En pratique, cela se traduit par une diminution de l'appétit chez de nombreuses personnes durant la phase aiguë. Plusieurs facteurs peuvent y contribuer :

1) Vigilance accrue et mode “ marche ” : le corps est davantage dans un état d’activation que de repos et de digestion.

2) Changement d’attention : l’attention se porte plus souvent sur les sentiments, la musique, le contact ou les processus internes, ce qui fait que la nourriture devient une priorité moindre.

3) Sensations physiques : une tension dans la mâchoire, une bouche sèche, des nausées ou une sensation de “ satiété ” peuvent rendre l’alimentation moins attrayante.

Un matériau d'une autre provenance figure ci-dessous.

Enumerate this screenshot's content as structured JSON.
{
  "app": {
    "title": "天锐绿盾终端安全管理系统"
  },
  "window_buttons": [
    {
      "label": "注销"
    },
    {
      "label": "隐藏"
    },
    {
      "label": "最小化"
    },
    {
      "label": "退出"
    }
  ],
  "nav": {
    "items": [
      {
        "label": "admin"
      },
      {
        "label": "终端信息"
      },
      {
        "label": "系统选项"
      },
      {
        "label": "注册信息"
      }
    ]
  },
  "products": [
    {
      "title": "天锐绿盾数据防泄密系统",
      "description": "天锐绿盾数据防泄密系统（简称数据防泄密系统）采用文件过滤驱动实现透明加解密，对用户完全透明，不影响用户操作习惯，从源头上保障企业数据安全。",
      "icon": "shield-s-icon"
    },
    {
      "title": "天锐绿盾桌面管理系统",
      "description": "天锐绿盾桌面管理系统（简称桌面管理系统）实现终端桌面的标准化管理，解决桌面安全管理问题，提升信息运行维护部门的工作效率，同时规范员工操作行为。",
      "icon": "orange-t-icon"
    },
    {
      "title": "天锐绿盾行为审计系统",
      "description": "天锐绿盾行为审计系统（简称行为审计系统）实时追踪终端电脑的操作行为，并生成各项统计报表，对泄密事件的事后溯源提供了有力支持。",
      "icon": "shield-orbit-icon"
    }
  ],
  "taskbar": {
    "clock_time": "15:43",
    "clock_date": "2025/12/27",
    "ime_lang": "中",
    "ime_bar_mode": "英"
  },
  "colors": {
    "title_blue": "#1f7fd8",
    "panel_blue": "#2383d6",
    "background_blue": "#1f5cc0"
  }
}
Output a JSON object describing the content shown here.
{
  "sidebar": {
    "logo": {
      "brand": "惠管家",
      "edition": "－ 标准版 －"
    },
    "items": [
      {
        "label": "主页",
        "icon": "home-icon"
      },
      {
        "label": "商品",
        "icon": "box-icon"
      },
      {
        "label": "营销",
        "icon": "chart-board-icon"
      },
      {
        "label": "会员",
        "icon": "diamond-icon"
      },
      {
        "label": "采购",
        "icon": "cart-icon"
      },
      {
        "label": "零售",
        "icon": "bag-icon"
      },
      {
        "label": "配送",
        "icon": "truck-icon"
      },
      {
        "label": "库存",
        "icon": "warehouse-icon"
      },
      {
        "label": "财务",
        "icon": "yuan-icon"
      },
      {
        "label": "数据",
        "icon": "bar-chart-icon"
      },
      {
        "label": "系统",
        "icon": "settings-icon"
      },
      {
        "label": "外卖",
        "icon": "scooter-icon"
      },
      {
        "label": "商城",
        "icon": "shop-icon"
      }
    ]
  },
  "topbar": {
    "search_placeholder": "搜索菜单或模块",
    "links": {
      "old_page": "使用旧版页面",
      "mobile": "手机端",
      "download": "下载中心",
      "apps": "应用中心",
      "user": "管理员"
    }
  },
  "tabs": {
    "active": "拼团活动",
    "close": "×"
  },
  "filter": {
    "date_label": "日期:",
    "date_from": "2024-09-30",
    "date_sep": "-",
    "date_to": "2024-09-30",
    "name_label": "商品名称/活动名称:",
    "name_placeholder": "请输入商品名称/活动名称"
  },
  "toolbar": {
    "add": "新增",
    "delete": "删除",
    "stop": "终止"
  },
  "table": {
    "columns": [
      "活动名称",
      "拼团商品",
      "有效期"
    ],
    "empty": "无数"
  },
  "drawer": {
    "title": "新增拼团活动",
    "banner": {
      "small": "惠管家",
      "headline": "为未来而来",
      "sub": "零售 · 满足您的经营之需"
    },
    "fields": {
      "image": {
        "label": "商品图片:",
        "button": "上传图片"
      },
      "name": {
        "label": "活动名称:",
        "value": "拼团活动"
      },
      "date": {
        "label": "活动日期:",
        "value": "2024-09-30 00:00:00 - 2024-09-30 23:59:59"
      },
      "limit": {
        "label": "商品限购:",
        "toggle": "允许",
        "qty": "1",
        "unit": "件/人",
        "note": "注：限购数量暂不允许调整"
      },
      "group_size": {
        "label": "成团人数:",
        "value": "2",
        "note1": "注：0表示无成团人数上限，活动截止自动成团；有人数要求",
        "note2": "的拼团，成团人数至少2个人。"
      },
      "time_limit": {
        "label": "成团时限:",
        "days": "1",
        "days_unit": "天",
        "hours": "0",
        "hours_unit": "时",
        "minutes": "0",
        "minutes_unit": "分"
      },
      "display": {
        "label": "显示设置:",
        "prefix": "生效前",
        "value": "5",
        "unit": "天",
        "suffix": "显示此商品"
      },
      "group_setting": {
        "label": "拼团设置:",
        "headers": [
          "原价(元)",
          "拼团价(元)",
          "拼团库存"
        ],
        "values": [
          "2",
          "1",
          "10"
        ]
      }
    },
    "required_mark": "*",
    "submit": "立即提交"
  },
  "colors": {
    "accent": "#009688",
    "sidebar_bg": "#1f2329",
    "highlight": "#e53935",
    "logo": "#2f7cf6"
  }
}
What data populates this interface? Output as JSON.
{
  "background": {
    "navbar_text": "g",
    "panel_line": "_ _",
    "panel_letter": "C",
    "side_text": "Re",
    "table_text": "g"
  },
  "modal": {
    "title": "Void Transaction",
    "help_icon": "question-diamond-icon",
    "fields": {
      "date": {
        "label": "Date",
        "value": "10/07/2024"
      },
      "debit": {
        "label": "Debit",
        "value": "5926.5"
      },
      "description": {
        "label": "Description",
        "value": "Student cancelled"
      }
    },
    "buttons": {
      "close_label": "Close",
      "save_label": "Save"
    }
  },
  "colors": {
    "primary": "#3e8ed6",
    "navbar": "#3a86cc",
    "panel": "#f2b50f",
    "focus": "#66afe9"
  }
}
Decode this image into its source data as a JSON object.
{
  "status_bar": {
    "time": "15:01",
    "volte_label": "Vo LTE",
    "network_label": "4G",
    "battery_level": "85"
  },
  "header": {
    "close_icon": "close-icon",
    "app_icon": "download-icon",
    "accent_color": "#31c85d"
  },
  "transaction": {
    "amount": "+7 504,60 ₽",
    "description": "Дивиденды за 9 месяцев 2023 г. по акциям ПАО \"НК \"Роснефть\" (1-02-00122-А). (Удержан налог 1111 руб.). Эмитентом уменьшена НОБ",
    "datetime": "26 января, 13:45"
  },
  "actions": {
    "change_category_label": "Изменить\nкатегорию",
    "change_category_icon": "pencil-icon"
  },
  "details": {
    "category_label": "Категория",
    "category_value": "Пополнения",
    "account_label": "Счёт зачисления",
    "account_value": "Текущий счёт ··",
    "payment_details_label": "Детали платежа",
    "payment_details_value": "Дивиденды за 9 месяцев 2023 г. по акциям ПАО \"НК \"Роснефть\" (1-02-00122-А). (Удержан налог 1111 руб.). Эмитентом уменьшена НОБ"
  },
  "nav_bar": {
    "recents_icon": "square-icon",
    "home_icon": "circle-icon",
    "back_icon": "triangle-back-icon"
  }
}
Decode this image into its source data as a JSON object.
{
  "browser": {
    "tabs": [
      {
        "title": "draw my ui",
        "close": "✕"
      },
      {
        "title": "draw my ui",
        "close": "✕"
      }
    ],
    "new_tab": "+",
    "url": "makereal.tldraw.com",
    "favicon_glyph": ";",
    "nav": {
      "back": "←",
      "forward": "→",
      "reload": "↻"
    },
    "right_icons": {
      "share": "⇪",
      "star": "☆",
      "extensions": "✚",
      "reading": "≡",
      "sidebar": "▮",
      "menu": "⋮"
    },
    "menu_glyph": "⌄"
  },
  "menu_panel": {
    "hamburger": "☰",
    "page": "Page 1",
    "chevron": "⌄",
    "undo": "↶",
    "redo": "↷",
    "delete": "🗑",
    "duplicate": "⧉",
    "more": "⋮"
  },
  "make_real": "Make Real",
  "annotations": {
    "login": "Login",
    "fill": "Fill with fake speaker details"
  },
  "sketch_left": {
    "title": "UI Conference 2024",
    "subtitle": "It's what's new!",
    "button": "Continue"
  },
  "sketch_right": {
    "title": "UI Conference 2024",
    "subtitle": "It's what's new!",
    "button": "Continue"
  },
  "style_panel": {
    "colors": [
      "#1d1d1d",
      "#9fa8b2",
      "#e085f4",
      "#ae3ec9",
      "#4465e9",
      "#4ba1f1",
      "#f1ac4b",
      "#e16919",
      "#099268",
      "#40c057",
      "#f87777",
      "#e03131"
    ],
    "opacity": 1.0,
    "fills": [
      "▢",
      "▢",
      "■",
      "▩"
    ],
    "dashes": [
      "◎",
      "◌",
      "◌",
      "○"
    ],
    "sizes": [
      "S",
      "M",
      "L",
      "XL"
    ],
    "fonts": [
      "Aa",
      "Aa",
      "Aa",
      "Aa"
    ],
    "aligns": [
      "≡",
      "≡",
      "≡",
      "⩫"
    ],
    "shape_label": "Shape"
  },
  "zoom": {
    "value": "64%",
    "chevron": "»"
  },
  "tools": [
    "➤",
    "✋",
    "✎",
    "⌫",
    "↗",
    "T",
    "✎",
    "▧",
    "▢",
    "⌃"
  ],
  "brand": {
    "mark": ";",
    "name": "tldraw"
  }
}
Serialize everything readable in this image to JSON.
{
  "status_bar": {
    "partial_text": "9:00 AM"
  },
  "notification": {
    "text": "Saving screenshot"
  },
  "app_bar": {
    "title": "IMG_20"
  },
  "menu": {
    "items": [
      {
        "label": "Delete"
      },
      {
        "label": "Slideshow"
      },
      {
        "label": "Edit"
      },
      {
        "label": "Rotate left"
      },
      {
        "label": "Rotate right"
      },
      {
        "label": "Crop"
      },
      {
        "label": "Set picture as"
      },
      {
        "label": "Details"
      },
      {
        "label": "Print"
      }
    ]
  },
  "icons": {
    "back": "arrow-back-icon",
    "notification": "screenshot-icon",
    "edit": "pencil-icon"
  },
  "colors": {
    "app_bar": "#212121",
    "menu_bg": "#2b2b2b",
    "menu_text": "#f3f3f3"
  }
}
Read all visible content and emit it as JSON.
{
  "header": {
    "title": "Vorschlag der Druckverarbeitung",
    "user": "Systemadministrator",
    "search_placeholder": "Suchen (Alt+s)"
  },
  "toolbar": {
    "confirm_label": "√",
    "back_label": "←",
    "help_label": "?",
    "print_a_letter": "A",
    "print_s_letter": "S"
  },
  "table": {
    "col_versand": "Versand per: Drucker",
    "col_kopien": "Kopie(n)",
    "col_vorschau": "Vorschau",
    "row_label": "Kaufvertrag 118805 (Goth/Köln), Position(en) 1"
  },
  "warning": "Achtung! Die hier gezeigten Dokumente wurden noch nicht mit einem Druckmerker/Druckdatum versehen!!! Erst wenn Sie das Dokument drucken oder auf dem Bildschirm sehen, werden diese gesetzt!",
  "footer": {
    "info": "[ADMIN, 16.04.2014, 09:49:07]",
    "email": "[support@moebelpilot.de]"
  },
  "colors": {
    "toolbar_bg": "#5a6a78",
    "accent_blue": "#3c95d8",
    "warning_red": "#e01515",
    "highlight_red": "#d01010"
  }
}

4) Température et effort : une température corporelle plus élevée ou la danse peuvent temporairement supprimer le besoin de nourriture, tandis que les liquides et les électrolytes deviennent plus importants.

Il est important de souligner que les réactions varient considérablement d'une personne à l'autre, en fonction du contexte, du dosage, du sommeil, de l'état nutritionnel et de toute combinaison avec d'autres substances. Certaines personnes ressentent de fortes envies plus tard dans l'expérience ou dans les heures qui suivent.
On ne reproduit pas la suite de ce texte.